O cenário financeiro desta quinta-feira, 6 de agosto de 2026, é marcado por uma agenda corporativa intensa e pela repercussão da recente decisão do Banco Central sobre a taxa básica de juros. Segundo a equipe de renda variável do Safra Invest, o dia reflete o otimismo com o desempenho de bolsas e commodities, enquanto o mercado doméstico digere os desdobramentos da última reunião do Copom.
No fechamento do pregão anterior, o Ibovespa registrou leve queda de 0,09%, encerrando aos 177.726 pontos. Em contrapartida, o S&P avançou 1,79%, atingindo 7.737 pontos, e o Dólar Futuro teve recuo de 0,12%, cotado a R$ 5,15. Este conteúdo possui caráter estritamente jornalístico e não representa recomendação de compra ou venda de ativos, não garantindo rentabilidade futura.
Decisões monetárias e panorama externo
O Comitê de Política Monetária (Copom) confirmou a expectativa do mercado ao reduzir a Selic em 0,25 ponto percentual, fixando a taxa em 14% ao ano.
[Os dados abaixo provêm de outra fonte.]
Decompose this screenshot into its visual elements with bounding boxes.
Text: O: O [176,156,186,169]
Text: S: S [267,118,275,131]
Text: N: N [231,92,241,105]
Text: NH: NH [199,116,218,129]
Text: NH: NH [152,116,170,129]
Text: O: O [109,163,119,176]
A autoridade monetária optou por um tom cauteloso, deixando os próximos passos do ciclo de afrouxamento em aberto.
A equipe de macroeconomia do Safra Invest mantém a projeção de que a trajetória de queda dos juros deve continuar, com a taxa podendo atingir 13,5% ao ano até o final de 2026. No exterior, o ambiente é de alta nas bolsas europeias e nos futuros dos Estados Unidos, impulsionado por sinalizações de diálogo entre o governo norte-americano e o Irã, além da valorização do petróleo e do minério de ferro.
Movimentações no setor imobiliário
A Cyrela protagonizou um dos anúncios de maior impacto ao assinar um memorando para a venda de um portfólio de ativos imobiliários ao TRX Real Estate FII. A transação está avaliada em R$ 2,14 bilhões e pode proporcionar à companhia um lucro adicional de aproximadamente R$ 690 milhões até o encerramento do ano.
No mesmo segmento, a Lavvi apresentou resultados alinhados às projeções, com lucro líquido de R$ 83 milhões. Apesar da queda de 30% em relação ao ano anterior, a empresa manteve uma política de retorno atrativa, anunciando dividendos extras de R$ 70 milhões.
Desempenho operacional de empresas listadas
O setor de energia e serviços apresentou resultados variados no segundo trimestre de 2026. A Axia Energia reportou lucro líquido ajustado de R$ 1,7 bilhão, enquanto a Copel destacou-se com lucro de R$ 1,0 bilhão, beneficiada por reajustes tarifários. Já a Auren registrou prejuízo líquido de R$ 379 milhões, impactada por um cenário operacional desafiador e margens pressionadas no trading.
No setor financeiro, o Bradesco superou as expectativas com lucro líquido ajustado de R$ 7,05 bilhões e ROE de 16,2%, embora tenha elevado provisões devido à deterioração da qualidade de crédito. O Inter & Co também apresentou números robustos, com lucro de R$ 421 milhões, apesar do aumento observado na inadimplência.
Resultados em tecnologia e outros setores
A TOTVS registrou crescimento de 13,3% na receita líquida, com forte aceleração nas vendas de soluções baseadas em inteligência artificial. No setor de locação, a Mills apresentou resultados mistos, com expansão de 18% no EBITDA ajustado, mas queda no lucro líquido devido a despesas tributárias e depreciação.
A Brava Energia reverteu o prejuízo do trimestre anterior, alcançando lucro de R$ 871 milhões. A Iochpe-Maxion demonstrou resiliência com resultados acima do consenso, enquanto a Lundin Mining manteve suas projeções anuais sustentada pelos preços do cobre. As informações são do Portal FIIs.